Drawing on a wealth of research, Zobel Marshall's close textural reading weaves together an impressive tapestry of ownership and remembrance. She is a skilled navigator charting Brer Rabbit's brisk and challenging journey, from the stories' African roots through to their sanitised renditions in support of a mythologised, idyllic ante-bellum South, before their eventual reclamation by African American storytellers.
In doing so at this time of cultural crisis, with the kind of beguiling wit worthy of her subject, Zobel Marshall reminds us of the importance of keeping the past in the present.— Colin Grant, Author, Historian, BBC Radio Producer and Journalist
Countless millions of American and European children—including epic-oriented presidents (“Teddy” Roosevelt) and genteel UK writers (Beatrix Potter)—grew up on Uncle Remus & Brer Rabbit, Joel Chandler Harris’ whitewashed expropriation of African-American trickster-lore. Marshall, yoking Harris’ tales to European and American racial tastes, demonstrates that classic tricksters—Hermes, Anansi, Brer Rabbit—have long been in, and walked among, us. For those attuned to the cultural history and politics of trickster-lore and African-American literary responses, American Trickster is a welcome addition.— Gregory E. Rutledge, author of The Epic Trickster in American Literature: From Sunjata to So(u)l (2013)

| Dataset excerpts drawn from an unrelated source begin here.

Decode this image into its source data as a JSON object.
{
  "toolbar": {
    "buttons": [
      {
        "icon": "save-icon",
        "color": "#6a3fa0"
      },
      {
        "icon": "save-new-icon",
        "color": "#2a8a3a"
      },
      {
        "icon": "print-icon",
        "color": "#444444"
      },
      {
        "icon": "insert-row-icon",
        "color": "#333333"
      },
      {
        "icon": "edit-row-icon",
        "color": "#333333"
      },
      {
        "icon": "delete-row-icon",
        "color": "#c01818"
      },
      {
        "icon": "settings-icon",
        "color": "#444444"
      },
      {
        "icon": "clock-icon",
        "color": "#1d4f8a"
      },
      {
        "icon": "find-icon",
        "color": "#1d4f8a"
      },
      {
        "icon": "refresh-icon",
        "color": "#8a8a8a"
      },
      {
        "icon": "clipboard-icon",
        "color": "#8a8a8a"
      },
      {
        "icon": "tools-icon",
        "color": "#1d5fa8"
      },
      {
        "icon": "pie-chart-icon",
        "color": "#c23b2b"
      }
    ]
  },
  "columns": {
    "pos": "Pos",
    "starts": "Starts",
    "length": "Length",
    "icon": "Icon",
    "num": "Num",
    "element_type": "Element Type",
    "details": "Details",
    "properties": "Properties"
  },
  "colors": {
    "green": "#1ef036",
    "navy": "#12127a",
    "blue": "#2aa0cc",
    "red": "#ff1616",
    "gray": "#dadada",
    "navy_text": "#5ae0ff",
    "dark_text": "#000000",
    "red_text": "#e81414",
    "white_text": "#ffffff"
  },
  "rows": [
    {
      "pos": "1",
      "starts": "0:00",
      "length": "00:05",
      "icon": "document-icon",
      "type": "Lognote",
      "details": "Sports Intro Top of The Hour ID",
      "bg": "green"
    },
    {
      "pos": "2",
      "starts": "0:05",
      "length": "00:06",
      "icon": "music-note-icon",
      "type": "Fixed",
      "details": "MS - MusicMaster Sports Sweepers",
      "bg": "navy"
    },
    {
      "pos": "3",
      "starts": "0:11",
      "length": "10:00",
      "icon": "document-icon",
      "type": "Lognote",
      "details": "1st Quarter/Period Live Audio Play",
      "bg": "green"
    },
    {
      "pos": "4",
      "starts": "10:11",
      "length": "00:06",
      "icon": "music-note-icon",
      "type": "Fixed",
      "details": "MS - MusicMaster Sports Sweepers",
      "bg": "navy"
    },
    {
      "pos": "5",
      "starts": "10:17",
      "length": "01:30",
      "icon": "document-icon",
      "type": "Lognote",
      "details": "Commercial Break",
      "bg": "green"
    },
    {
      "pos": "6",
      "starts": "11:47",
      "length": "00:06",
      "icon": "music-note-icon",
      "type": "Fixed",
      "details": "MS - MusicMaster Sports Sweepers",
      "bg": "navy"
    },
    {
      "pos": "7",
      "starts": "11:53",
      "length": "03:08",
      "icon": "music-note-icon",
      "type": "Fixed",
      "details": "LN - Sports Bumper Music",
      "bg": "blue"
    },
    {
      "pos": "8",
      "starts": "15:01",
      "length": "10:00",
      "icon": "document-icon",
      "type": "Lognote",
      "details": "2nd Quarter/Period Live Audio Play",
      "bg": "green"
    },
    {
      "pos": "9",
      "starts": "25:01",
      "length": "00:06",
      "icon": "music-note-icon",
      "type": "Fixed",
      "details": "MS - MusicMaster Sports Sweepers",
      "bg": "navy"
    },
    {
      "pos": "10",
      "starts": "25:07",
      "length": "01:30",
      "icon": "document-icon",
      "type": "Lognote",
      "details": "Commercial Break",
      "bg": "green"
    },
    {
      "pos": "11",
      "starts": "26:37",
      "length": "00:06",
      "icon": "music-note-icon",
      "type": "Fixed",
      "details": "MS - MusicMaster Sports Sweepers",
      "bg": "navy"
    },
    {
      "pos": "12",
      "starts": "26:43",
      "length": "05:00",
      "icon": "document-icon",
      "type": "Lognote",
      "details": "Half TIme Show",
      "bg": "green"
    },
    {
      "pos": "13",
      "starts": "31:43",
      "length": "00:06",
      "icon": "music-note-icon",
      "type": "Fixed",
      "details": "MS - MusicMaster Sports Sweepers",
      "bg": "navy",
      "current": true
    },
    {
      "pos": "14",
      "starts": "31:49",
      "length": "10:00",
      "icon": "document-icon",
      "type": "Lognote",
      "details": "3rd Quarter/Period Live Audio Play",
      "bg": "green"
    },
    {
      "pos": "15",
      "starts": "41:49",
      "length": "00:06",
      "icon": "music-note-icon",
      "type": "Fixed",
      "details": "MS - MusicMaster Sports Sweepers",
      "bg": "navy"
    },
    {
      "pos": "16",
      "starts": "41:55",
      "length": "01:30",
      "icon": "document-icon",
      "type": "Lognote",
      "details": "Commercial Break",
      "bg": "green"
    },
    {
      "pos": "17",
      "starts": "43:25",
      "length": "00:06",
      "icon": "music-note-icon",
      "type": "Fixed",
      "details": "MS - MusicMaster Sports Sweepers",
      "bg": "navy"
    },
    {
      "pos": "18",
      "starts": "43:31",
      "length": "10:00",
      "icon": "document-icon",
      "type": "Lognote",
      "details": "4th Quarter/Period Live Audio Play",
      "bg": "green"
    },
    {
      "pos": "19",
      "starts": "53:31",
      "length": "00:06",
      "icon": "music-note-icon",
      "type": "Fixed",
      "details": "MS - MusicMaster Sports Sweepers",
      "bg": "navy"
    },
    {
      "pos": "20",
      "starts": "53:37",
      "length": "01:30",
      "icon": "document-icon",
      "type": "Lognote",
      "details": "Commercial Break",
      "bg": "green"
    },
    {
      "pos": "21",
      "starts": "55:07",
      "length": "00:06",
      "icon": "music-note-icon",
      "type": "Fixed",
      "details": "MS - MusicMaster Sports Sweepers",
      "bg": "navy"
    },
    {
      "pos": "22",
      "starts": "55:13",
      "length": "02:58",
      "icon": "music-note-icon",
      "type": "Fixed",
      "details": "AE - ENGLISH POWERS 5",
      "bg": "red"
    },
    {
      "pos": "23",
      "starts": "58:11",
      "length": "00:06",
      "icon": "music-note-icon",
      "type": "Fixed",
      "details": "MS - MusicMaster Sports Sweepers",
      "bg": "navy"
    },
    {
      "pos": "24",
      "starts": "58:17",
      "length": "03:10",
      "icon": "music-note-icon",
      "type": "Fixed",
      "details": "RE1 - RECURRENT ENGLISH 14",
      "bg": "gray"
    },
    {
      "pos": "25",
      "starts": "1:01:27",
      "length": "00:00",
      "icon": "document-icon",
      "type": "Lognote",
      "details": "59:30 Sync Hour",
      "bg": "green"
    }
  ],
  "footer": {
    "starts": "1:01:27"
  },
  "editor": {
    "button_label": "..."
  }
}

With a far-weaving scholarly eye, Emily Zobel Marshall liberates Brer Rabbit from the cuddly context of children's bedtime stories into the subversive figure of the trans-forming trickster who provides a healing gateway out of the crippling cycle of trans-Atlantic trauma. In this work Zobel Marshall crucially explores Brer Rabbit within the wide spectrum of the trickster, not only as a timely reminder of the fluidity of identity, but as an empowering folk-muse whose presence resonates from the oral tradition to African-American novelist, Toni Morrison's literary landscape.— John Agard, Poet, Performer, Playwright and Author
An interdisciplinary work combining literary, historical and anthropological sources.
Demonstrates that postcolonial issues of diaspora, exile, migration, nationhood and hybridity are central to African American oral and literary traditions.
Uses trauma theory to argue that trickster narratives offer a release from both personal and historical traumas.